Zavarco plc v Tan Sri Syed Mohd Yusof: limitation period runs from subscription, not forfeiture

High Court holds six-year limitation period for unpaid share subscriptions begins at incorporation.
In Zavarco plc v Tan Sri Syed Mohd Yusof Bin Tun Syed Nasir [2026] EWHC 338 (Ch), Master Brightwell granted reverse summary judgement to the defendant on the ground that Zavarco's claim for €36 million in unpaid share subscription monies was time-barred under the Limitation Act 1980.
The litigation has a lengthy history. Zavarco, an English public limited company incorporated in June 2011, issued proceedings in October 2018 seeking payment of €36 million from Mr Nasir, who had subscribed for 360 million shares on incorporation but had never paid for them in cash. The claim had been delayed by extensive satellite litigation, culminating in the Supreme Court's February 2025 ruling that the doctrine of merger does not apply to declaratory judgements — a point which had occupied the courts since 2019.
With the merger issue resolved, Mr Nasir applied for reverse summary judgement on limitation grounds. His case was straightforward: the contractual obligation to pay for the shares arose on incorporation in June 2011, and the six-year period under section 5 of the Limitation Act 1980 had therefore expired before proceedings were issued in October 2018.
Master Brightwell accepted this analysis. Drawing on the Court of Appeal's earlier decision in Zavarco plc v Sidhu [2022] EWCA Civ 1040, in which Snowden LJ had explained that a subscriber becomes both a member and a shareholder automatically upon registration under sections 16 and 112 of the Companies Act 2006, the Master held that no demand was required to bring the payment obligation into existence. The purpose of a call notice under the articles was to facilitate forfeiture and suspend the member's rights — not to create the obligation to pay, which already existed from the moment of subscription.

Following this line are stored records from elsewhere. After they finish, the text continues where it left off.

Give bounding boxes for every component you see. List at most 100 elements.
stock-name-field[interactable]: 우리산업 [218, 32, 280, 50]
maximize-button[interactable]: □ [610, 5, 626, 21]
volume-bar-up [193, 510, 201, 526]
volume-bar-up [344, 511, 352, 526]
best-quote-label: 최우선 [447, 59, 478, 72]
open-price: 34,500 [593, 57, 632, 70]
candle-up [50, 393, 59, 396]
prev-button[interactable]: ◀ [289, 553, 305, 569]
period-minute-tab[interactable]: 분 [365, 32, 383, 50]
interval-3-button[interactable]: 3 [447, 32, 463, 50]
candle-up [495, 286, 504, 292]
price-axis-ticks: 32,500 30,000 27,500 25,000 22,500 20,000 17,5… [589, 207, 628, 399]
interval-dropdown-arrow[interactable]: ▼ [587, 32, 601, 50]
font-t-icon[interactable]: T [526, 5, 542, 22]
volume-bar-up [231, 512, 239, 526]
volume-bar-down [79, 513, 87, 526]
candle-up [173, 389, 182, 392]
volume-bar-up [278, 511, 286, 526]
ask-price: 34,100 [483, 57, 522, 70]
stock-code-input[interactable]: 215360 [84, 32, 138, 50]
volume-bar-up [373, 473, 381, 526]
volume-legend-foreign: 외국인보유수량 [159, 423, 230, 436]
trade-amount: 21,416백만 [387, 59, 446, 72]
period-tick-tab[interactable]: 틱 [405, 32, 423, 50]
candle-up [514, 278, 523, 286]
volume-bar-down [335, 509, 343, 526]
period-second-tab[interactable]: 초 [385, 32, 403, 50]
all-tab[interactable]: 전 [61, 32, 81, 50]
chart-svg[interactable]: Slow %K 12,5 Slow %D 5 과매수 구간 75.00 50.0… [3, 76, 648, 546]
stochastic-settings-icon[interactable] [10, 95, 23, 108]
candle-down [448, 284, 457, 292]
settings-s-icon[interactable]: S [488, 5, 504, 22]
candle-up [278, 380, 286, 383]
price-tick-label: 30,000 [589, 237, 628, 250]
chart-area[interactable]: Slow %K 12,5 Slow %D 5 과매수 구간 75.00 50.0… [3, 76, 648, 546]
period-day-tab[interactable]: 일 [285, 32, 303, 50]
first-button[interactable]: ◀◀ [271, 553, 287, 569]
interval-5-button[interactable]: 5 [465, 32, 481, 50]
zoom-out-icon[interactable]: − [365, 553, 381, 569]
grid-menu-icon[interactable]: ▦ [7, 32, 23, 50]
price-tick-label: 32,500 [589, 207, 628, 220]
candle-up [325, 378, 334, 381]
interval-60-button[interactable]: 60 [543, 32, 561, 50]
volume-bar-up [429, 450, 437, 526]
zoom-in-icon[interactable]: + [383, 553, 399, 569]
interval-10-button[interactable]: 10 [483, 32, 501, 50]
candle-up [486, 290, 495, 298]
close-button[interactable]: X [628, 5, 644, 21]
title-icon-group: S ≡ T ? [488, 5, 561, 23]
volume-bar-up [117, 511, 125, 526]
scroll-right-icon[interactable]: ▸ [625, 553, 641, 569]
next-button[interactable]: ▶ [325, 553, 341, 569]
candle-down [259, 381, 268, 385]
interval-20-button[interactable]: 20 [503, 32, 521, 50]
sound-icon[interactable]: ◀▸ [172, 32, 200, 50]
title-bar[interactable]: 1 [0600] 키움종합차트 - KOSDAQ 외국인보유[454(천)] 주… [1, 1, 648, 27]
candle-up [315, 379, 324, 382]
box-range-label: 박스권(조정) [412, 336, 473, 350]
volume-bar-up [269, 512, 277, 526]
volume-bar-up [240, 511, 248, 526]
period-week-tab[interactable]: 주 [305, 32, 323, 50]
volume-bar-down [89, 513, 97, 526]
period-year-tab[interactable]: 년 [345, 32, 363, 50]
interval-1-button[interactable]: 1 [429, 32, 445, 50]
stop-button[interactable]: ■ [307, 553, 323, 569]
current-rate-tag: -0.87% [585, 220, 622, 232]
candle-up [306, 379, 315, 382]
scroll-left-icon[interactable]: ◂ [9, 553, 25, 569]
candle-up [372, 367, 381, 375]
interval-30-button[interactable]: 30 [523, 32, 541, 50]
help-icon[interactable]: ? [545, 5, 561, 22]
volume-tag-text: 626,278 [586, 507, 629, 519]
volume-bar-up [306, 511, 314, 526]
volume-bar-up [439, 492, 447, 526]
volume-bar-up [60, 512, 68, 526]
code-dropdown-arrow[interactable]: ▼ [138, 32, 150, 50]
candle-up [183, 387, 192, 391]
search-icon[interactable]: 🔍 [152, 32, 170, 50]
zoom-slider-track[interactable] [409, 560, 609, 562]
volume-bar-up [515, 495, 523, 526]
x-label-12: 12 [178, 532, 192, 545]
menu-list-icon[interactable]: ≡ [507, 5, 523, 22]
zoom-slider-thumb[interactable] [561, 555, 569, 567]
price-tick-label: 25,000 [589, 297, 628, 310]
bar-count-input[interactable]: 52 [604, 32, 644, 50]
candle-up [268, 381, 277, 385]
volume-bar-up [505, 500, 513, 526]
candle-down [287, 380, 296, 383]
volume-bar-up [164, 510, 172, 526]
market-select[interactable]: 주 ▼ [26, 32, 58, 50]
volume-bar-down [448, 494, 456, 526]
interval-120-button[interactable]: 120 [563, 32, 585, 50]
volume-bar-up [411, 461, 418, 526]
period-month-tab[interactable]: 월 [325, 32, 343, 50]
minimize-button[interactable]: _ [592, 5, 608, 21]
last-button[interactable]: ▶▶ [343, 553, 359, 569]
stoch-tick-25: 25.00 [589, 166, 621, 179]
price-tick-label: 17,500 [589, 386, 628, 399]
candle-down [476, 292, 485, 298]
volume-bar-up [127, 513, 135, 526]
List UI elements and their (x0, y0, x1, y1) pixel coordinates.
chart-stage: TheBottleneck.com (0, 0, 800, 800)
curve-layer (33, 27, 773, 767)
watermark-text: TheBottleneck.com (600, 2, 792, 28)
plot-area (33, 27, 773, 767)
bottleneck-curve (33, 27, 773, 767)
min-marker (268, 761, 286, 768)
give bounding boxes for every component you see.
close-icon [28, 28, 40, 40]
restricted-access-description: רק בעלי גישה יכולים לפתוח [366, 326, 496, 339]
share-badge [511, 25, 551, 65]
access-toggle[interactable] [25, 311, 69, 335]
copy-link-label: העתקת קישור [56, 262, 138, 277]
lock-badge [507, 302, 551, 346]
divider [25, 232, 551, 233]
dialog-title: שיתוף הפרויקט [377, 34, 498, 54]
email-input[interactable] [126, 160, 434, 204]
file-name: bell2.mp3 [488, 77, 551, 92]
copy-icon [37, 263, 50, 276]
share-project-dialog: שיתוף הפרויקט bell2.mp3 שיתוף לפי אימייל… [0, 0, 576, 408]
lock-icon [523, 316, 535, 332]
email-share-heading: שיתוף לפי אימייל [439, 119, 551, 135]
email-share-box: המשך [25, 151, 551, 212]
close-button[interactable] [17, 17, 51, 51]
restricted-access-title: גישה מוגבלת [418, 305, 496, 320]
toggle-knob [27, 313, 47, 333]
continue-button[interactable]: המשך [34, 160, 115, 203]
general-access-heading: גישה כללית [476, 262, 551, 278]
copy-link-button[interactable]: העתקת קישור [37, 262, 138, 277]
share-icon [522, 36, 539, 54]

Zavarco contended that either forfeiture in June 2018 had generated a fresh limitation period, or that the call notice issued in June 2015 was the relevant trigger. Both arguments were rejected. On the forfeiture point, article 75.3.4 of Zavarco's articles preserved liability only for sums which the company "might have enforced" at the date of forfeiture. Since the contractual debt was already time-barred by that date, there was nothing remaining to preserve. Applying the strict construction required by Stocken's Case (1868), clear words would be needed to revive an already extinguished right of action, and none were present.
On the call notice argument, the Master applied the principle from Consulting Concepts International Inc v Consumer Protection Association (Saudi Arabia) [2023] that the accrual of a right to payment and the procedural steps required to enforce it are distinct. A provision imposing conditions on the bringing of proceedings does not delay the accrual of the cause of action unless it constitutes a true condition precedent to the right to payment itself. Article 69 did not satisfy that test.
Whilst declining to make a final order immediately — allowing Zavarco until 2 March 2026 to make further procedural submissions — the Master was satisfied in principle that reverse summary judgement should be entered. The judgement is a significant reminder that the limitation clock for subscriber obligations in English companies begins ticking at the moment of incorporation, regardless of when payment is demanded or shares are forfeited.